Step 5: binary M:N relationships
Here we must create a table R of tuples including the key of S (sk), the key of T (tk), and any attributes of R; we can not
push the data into either S or T. Call the new table also R (note that
E&N call it S). The sk column of R should have a foreign key
constraint referring to the key column of S, and the tk column of R
should similarly have a foreign key constraint to the key column of T.
The WORKS_ON table is a canonical example; so is the GRADE_REPORT table.
Again we would likely to use the CASCADE option for deletion or update of records in the participating entities S & T.

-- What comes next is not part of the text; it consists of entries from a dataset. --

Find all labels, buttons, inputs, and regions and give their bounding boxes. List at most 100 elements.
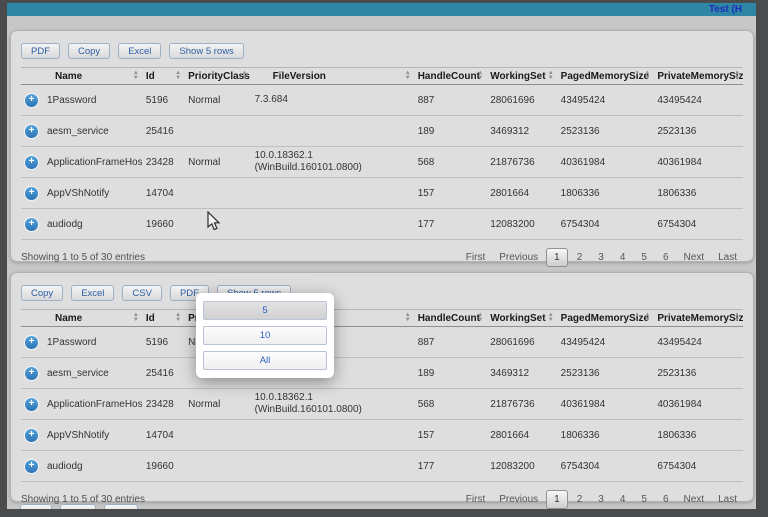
column-header[interactable]: Id ▲▼ — [142, 68, 184, 85]
test-link[interactable]: Test (H — [709, 4, 742, 15]
expand-row-icon[interactable]: + — [25, 336, 38, 349]
pagination-first[interactable]: First — [460, 491, 491, 508]
pagination-page[interactable]: 2 — [570, 249, 590, 266]
button-row-2: CopyExcelCSVPDFShow 5 rows — [21, 285, 743, 301]
pagination-page[interactable]: 3 — [591, 491, 611, 508]
cell-pagedmemorysize: 43495424 — [557, 327, 654, 358]
column-label: PriorityClass — [188, 71, 250, 82]
cell-privatememorysize: 6754304 — [653, 451, 743, 482]
pagination-page[interactable]: 6 — [656, 249, 676, 266]
column-label: FileVersion — [273, 71, 326, 82]
process-table-panel-1: PDF Copy Excel Show 5 rows Name ▲▼ Id ▲▼ — [10, 30, 754, 262]
cell-fileversion — [251, 451, 414, 482]
sort-icon: ▲▼ — [477, 313, 483, 322]
cut-off-button[interactable] — [60, 504, 96, 509]
cell-pagedmemorysize: 2523136 — [557, 116, 654, 147]
expand-row-icon[interactable]: + — [25, 218, 38, 231]
cell-name: audiodg — [47, 219, 83, 230]
pagination-page[interactable]: 6 — [656, 491, 676, 508]
sort-icon: ▲▼ — [477, 71, 483, 80]
cut-off-button[interactable] — [104, 504, 138, 509]
window-frame: Test (H PDF Copy Excel Show 5 rows Name ▲▼ … — [0, 0, 768, 517]
table-button[interactable]: Copy — [21, 285, 63, 301]
page-length-option[interactable]: 5 — [203, 301, 327, 320]
pagination-2: First Previous 1 23456 Next Last — [460, 490, 743, 509]
table-button[interactable]: Excel — [118, 43, 161, 59]
page-length-option[interactable]: 10 — [203, 326, 327, 345]
table-button[interactable]: Copy — [68, 43, 110, 59]
cell-priorityclass — [184, 116, 250, 147]
cell-name: audiodg — [47, 461, 83, 472]
column-label: PagedMemorySize — [561, 71, 649, 82]
cell-priorityclass — [184, 420, 250, 451]
column-header[interactable]: PagedMemorySize ▲▼ — [557, 310, 654, 327]
cell-name: aesm_service — [47, 368, 109, 379]
pagination-page[interactable]: 4 — [613, 491, 633, 508]
column-header[interactable]: PriorityClass ▲▼ — [184, 68, 250, 85]
column-header[interactable]: Id ▲▼ — [142, 310, 184, 327]
pagination-page[interactable]: 5 — [634, 491, 654, 508]
cell-handlecount: 887 — [414, 327, 487, 358]
process-table-2: Name ▲▼ Id ▲▼ PriorityClass ▲▼ FileVersi… — [21, 309, 743, 482]
expand-row-icon[interactable]: + — [25, 187, 38, 200]
column-label: Id — [146, 313, 155, 324]
process-table-panel-2: CopyExcelCSVPDFShow 5 rows Name ▲▼ Id ▲▼ — [10, 272, 754, 502]
cell-pagedmemorysize: 43495424 — [557, 85, 654, 116]
process-table-1: Name ▲▼ Id ▲▼ PriorityClass ▲▼ FileVersi… — [21, 67, 743, 240]
cell-workingset: 3469312 — [486, 358, 556, 389]
pagination-next[interactable]: Next — [678, 249, 711, 266]
pagination-page-current[interactable]: 1 — [546, 248, 568, 267]
page-length-option[interactable]: All — [203, 351, 327, 370]
pagination-previous[interactable]: Previous — [493, 491, 544, 508]
column-header[interactable]: WorkingSet ▲▼ — [486, 310, 556, 327]
expand-row-icon[interactable]: + — [25, 460, 38, 473]
pagination-page[interactable]: 3 — [591, 249, 611, 266]
cell-workingset: 21876736 — [486, 389, 556, 420]
column-header[interactable]: Name ▲▼ — [21, 310, 142, 327]
column-header[interactable]: FileVersion ▲▼ — [251, 68, 414, 85]
column-header[interactable]: Name ▲▼ — [21, 68, 142, 85]
cell-privatememorysize: 6754304 — [653, 209, 743, 240]
pagination-last[interactable]: Last — [712, 491, 743, 508]
sort-icon: ▲▼ — [644, 313, 650, 322]
sort-icon: ▲▼ — [405, 313, 411, 322]
cell-workingset: 12083200 — [486, 209, 556, 240]
pagination-page[interactable]: 5 — [634, 249, 654, 266]
cell-priorityclass: Normal — [184, 389, 250, 420]
expand-row-icon[interactable]: + — [25, 367, 38, 380]
pagination-next[interactable]: Next — [678, 491, 711, 508]
table-button[interactable]: PDF — [21, 43, 60, 59]
pagination-first[interactable]: First — [460, 249, 491, 266]
column-label: HandleCount — [418, 71, 480, 82]
page: Test (H PDF Copy Excel Show 5 rows Name ▲▼ … — [7, 3, 756, 509]
pagination-pages: 23456 — [570, 249, 676, 266]
column-header[interactable]: PrivateMemorySize ▲▼ — [653, 68, 743, 85]
column-header[interactable]: PagedMemorySize ▲▼ — [557, 68, 654, 85]
sort-icon: ▲▼ — [548, 313, 554, 322]
column-header[interactable]: HandleCount ▲▼ — [414, 310, 487, 327]
pagination-previous[interactable]: Previous — [493, 249, 544, 266]
expand-row-icon[interactable]: + — [25, 398, 38, 411]
sort-icon: ▲▼ — [548, 71, 554, 80]
expand-row-icon[interactable]: + — [25, 429, 38, 442]
pagination-page-current[interactable]: 1 — [546, 490, 568, 509]
table-button[interactable]: Excel — [71, 285, 114, 301]
header-row: Name ▲▼ Id ▲▼ PriorityClass ▲▼ FileVersi… — [21, 310, 743, 327]
table-row: +aesm_service 25416 189 3469312 2523136 … — [21, 116, 743, 147]
pagination-page[interactable]: 2 — [570, 491, 590, 508]
table-button[interactable]: Show 5 rows — [169, 43, 243, 59]
expand-row-icon[interactable]: + — [25, 94, 38, 107]
cell-pagedmemorysize: 1806336 — [557, 420, 654, 451]
pagination-last[interactable]: Last — [712, 249, 743, 266]
pagination-page[interactable]: 4 — [613, 249, 633, 266]
cut-off-button-row — [20, 504, 138, 509]
cell-id: 25416 — [142, 358, 184, 389]
table-button[interactable]: CSV — [122, 285, 162, 301]
cell-priorityclass — [184, 451, 250, 482]
column-header[interactable]: PrivateMemorySize ▲▼ — [653, 310, 743, 327]
column-header[interactable]: HandleCount ▲▼ — [414, 68, 487, 85]
expand-row-icon[interactable]: + — [25, 125, 38, 138]
column-header[interactable]: WorkingSet ▲▼ — [486, 68, 556, 85]
expand-row-icon[interactable]: + — [25, 156, 38, 169]
cut-off-button[interactable] — [20, 504, 52, 509]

Step 6: multivalued attributes
If we have any left, they must be moved into their own tables. For example, if employees can have several qualifications
(eg degrees or certifications), we would create a table QUALIFICATION
with two columns: essn and qualification. The DEPT_LOCATIONS table is
similar. Again, we would have an appropriate foreign key constraint
back to the original table.
Step 7: higher-degree relationships
These are handled like binary M:N relationships.
More on Foreign Keys
Here's the seven-step ER-to-relation algorithm again, slightly simplified:
- create a table for each regular entity
- create a table for each weak entity, adding the key field from the owner entity as a foreign key for the new entity.
- for binary relationships between entities E1 and E2, pick one of
them (eg E1) and add to it a field conntaining the key to E2. Make this
a foreign key in E1.
- for binary 1:N relationships between E1 and E2,
E1---1---R---N---E2, add a column to E2 containing the key of E1. Make
this a foreign key in E2.
- For binary N:M relationships between E1 and E2, create a new
table R consisting of ⟨E1.key, E2.key, R.attributes⟩. Make E1.key and
E2.key foreign keys in R.
- For multivalued attributes of entity E, create a new relation R.
One column of R will be E.key; this should be a foreign key in R.
- ternary and higher-degree relationships: like step 5.
Joins arise in steps 2, 3, 4, 5, 6, and 7, for recovering the original relationships (or attribute sets for 6, or entities for 2). In every case, the join field is a key of one relation and a foreign key in the other.
Not all joins are about recovering relations from an ER diagram.
Also, I said earlier that entity T should not have an attribute that
was another entity of type S; instead, we should create a relationship
R between T and S. If S was at all a candidate for an attribute,
each T would be related to at most one S and so this would have
cardinality constraint T---N---R---1---S. Then, when we did the above
conversion, in step four we would add S's key to T with a foreign key
constraint referring to S.
But suppose we did add S as an entity attribute to T. Then we would end up with the same situation: we would use the key of S as an attribute of T, and create the same foreign-key constraint. So in the end we get the same thing.